Molybdenum Information and Benefits

Molybdenum is an essential trace mineral in animal and human nutrition. It is found in several tissues of the human body and is required for the activity of some enzymes that are involved in catabolism, including the catabolism of purines and the sulfur amino acids. Molybdenum is a transition metal with atomic number 42 and an atomic weight of 95.94 daltons. Its symbol is Mo. Compounds of molybdenum are among the scarcer constituents of the earth's crust. In fact, molybdenum is only about three times more abundant than gold. The principal ore of molybdenum is molybdenite (molybdenum disulfide). Organic forms of molybdenum are found in living matter, from bacteria to animals, including humans.

Uses for Molybdenum

Preliminary evidence suggests that molybdenum, through its involvement in detoxifying sulfites, might decrease the risk of sulfite-reactive asthma attacks. However, a physician should be involved in the evaluation and use of molybdenum in connection with sulfite sensitivity.
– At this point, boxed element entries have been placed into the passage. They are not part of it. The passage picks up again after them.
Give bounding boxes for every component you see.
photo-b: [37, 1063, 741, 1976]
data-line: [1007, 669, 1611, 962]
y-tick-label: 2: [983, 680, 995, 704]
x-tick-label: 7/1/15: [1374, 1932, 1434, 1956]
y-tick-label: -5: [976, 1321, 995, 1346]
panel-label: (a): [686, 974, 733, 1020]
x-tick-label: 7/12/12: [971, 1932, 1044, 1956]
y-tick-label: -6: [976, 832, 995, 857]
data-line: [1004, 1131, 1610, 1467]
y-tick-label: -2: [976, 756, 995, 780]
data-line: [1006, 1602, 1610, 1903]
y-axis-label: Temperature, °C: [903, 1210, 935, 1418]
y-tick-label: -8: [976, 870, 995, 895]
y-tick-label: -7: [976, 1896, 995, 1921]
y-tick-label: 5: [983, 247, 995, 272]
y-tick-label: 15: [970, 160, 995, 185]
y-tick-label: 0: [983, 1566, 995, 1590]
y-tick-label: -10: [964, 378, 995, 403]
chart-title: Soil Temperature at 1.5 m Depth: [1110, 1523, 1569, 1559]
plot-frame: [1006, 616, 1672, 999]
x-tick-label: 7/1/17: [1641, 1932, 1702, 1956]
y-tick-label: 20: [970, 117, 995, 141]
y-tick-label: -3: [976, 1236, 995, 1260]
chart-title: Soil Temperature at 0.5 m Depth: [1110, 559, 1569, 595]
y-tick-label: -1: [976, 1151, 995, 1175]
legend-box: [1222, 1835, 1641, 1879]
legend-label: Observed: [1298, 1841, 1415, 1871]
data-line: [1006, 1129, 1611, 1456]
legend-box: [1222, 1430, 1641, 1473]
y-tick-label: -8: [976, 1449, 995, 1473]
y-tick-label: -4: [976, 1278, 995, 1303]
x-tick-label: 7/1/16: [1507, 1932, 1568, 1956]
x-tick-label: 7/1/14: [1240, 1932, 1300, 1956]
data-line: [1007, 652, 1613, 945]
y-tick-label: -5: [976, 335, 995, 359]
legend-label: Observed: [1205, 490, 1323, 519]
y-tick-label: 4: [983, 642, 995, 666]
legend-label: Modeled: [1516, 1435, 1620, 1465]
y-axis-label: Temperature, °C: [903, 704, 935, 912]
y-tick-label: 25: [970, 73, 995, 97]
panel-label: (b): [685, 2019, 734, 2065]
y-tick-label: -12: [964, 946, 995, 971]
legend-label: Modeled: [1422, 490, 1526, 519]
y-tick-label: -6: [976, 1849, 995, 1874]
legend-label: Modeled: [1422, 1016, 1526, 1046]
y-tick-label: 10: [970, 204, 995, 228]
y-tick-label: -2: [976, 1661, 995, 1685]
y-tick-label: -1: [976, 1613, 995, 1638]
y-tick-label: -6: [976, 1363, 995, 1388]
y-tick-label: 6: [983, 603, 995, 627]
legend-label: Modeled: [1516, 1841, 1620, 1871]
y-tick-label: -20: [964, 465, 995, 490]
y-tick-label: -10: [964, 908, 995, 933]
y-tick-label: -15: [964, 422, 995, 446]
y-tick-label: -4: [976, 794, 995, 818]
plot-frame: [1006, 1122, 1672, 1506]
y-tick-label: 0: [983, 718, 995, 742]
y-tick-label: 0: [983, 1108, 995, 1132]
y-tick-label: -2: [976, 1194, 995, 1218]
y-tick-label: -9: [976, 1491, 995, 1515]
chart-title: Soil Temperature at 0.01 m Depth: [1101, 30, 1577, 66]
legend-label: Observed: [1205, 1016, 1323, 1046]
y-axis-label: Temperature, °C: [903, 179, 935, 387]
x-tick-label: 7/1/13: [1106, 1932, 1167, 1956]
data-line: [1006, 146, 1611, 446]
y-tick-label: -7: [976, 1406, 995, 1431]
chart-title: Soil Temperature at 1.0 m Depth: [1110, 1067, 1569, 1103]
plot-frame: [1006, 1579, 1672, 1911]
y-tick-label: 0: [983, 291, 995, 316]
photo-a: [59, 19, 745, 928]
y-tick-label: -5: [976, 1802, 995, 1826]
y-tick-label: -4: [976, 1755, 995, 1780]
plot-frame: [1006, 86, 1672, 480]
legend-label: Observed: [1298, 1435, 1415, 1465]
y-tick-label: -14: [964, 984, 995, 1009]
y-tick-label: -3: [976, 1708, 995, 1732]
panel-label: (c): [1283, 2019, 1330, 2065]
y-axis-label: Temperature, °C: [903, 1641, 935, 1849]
Molybdenum is indicated in cases of molybdenum deficiency due to prolonged use of total parenteral nutrition. Despite some epidemiological evidence showing a higher incidence of esophageal carcinoma in those who live in areas where the soil is low in molybdenum, there is as not currently any indication for the use of supplemental molybdenum in the prevention of cancer. Claims that molybdenum may help prevent anemia, dental cavities, and help in cases of sexual impotence have no credible support.

Dosage and Administration

Molybdenum supplements are usually available in the form of sodium molybdate and sometimes in the form of ammonium molybdate. Molybdenum is found in combination products, including multivitamin/multimineral formulas. A typical supplementary dose is 75-250 micrograms daily. The amounts of molybdenum on nutritional supplement labels are expressed as elemental molybdenum.